Added pediatrician Ellie Brownstein: "We're paying more than we would be if we were really taking care of people."

Hilman's group still has work ahead, though, hoping to convince Utah to expand Medicaid, the path to insurance for 138,000 working poor Utahns under the health law. The court upheld the expansion, but made it optional for states.

Hilman said she will remind lawmakers of the "magical moment" in 2007 when business and government leaders through the United Way financial stability council essentially endorsed Romney's Massachusetts health plan.

She'll make the case that single adults making under $12,000 a year, those at 133 percent of federal poverty, don't have access to health benefits through their employers.

Sen. Pat Jones, D-Salt Lake City, was at the news conference and said she hopes "everyone will step away from making this so political."
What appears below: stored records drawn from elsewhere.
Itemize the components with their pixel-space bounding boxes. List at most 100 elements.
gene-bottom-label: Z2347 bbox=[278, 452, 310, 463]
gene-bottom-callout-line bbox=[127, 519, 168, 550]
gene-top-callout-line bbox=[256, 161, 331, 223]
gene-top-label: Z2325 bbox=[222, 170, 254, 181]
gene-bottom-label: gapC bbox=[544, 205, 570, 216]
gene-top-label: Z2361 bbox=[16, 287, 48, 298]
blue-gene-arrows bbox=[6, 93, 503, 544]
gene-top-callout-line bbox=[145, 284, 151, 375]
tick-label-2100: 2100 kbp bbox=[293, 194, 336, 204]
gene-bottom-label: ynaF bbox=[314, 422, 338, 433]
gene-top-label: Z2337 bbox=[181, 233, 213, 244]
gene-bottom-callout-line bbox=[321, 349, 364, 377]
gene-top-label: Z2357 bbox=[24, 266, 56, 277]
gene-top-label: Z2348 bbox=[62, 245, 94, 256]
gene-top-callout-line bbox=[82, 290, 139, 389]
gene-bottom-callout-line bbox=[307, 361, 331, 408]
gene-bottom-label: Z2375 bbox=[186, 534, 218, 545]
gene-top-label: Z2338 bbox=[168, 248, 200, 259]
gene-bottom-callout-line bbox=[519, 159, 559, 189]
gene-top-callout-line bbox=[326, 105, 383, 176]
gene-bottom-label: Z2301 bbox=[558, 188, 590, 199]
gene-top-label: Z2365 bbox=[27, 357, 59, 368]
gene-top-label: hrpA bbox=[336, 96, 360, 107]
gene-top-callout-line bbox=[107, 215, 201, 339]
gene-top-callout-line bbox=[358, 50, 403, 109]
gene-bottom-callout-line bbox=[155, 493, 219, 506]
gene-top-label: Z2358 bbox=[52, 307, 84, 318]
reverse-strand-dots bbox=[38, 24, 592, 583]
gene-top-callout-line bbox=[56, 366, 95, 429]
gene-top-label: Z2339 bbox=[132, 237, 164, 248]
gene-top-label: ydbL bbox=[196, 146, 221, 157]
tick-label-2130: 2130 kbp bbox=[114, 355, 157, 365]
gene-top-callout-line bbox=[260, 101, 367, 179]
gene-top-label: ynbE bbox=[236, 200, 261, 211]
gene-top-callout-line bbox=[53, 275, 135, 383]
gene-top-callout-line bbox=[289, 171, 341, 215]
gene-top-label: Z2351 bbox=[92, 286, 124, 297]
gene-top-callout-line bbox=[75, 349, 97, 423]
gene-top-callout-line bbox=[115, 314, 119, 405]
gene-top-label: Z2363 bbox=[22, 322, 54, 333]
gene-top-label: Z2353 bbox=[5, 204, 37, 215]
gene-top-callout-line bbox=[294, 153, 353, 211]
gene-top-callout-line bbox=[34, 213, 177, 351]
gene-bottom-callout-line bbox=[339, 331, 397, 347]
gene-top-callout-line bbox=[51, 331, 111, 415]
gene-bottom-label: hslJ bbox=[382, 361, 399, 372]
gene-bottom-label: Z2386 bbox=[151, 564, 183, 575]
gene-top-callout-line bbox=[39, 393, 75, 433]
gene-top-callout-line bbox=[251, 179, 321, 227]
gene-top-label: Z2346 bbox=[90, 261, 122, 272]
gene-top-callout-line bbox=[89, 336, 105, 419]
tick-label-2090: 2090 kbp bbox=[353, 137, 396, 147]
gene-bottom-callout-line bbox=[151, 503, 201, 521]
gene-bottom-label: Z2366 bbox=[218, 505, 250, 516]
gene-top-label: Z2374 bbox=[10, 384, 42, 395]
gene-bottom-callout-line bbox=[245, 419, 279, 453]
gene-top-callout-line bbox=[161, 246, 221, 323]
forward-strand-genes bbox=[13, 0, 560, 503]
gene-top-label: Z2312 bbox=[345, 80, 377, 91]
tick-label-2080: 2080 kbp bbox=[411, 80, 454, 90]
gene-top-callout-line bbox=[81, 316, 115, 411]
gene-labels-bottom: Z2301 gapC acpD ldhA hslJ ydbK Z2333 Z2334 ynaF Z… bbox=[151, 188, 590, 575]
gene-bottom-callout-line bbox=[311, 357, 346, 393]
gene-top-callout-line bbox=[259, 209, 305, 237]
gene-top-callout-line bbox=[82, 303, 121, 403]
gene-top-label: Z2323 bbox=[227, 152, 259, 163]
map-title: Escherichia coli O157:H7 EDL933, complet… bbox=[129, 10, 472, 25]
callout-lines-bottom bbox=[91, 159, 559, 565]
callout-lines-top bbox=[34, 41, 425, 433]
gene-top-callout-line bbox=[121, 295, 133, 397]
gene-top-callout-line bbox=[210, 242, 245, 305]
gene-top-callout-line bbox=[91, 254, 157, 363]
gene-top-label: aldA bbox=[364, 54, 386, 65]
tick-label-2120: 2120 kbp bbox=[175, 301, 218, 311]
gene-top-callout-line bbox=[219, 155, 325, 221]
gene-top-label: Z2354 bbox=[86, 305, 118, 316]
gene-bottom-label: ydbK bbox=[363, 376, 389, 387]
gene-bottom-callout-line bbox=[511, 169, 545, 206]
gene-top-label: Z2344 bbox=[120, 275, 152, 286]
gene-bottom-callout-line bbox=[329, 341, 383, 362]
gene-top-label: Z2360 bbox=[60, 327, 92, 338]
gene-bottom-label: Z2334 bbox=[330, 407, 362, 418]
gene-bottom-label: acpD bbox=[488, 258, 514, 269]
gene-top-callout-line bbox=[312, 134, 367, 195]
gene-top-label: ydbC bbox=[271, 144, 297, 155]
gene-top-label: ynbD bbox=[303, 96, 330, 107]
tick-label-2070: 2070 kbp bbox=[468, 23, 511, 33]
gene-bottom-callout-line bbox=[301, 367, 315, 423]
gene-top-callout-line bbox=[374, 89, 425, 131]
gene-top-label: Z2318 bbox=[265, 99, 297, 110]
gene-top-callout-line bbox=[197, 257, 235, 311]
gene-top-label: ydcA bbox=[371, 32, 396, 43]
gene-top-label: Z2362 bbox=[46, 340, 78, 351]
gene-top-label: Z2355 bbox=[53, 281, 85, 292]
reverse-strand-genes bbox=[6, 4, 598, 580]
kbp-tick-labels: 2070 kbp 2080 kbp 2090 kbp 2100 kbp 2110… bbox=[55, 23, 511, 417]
Jennifer Hyvonen, from Fourth Street Clinic in downtown Salt Lake City, said expanding Medicaid is a no-brainer, considering the federal government will cover all of the expansion costs for two years and 90 percent of the costs afterward.

Homeless patients at the clinic typically don't qualify unless they are disabled or have dependents. When the clinic has sought to get Medicaid coverage on a hardship basis for dying patients, she said, the state has refused to cover hospice, but ultimately covered the costs when the patients ended up intubated in an intensive care unit.

She anticipates 60 percent of the clinic's patients could be on Medicaid by the end of 2014.

"If we could get those patients on Medicaid prior to that crucial care stage, we could save the state a lot of money," she said.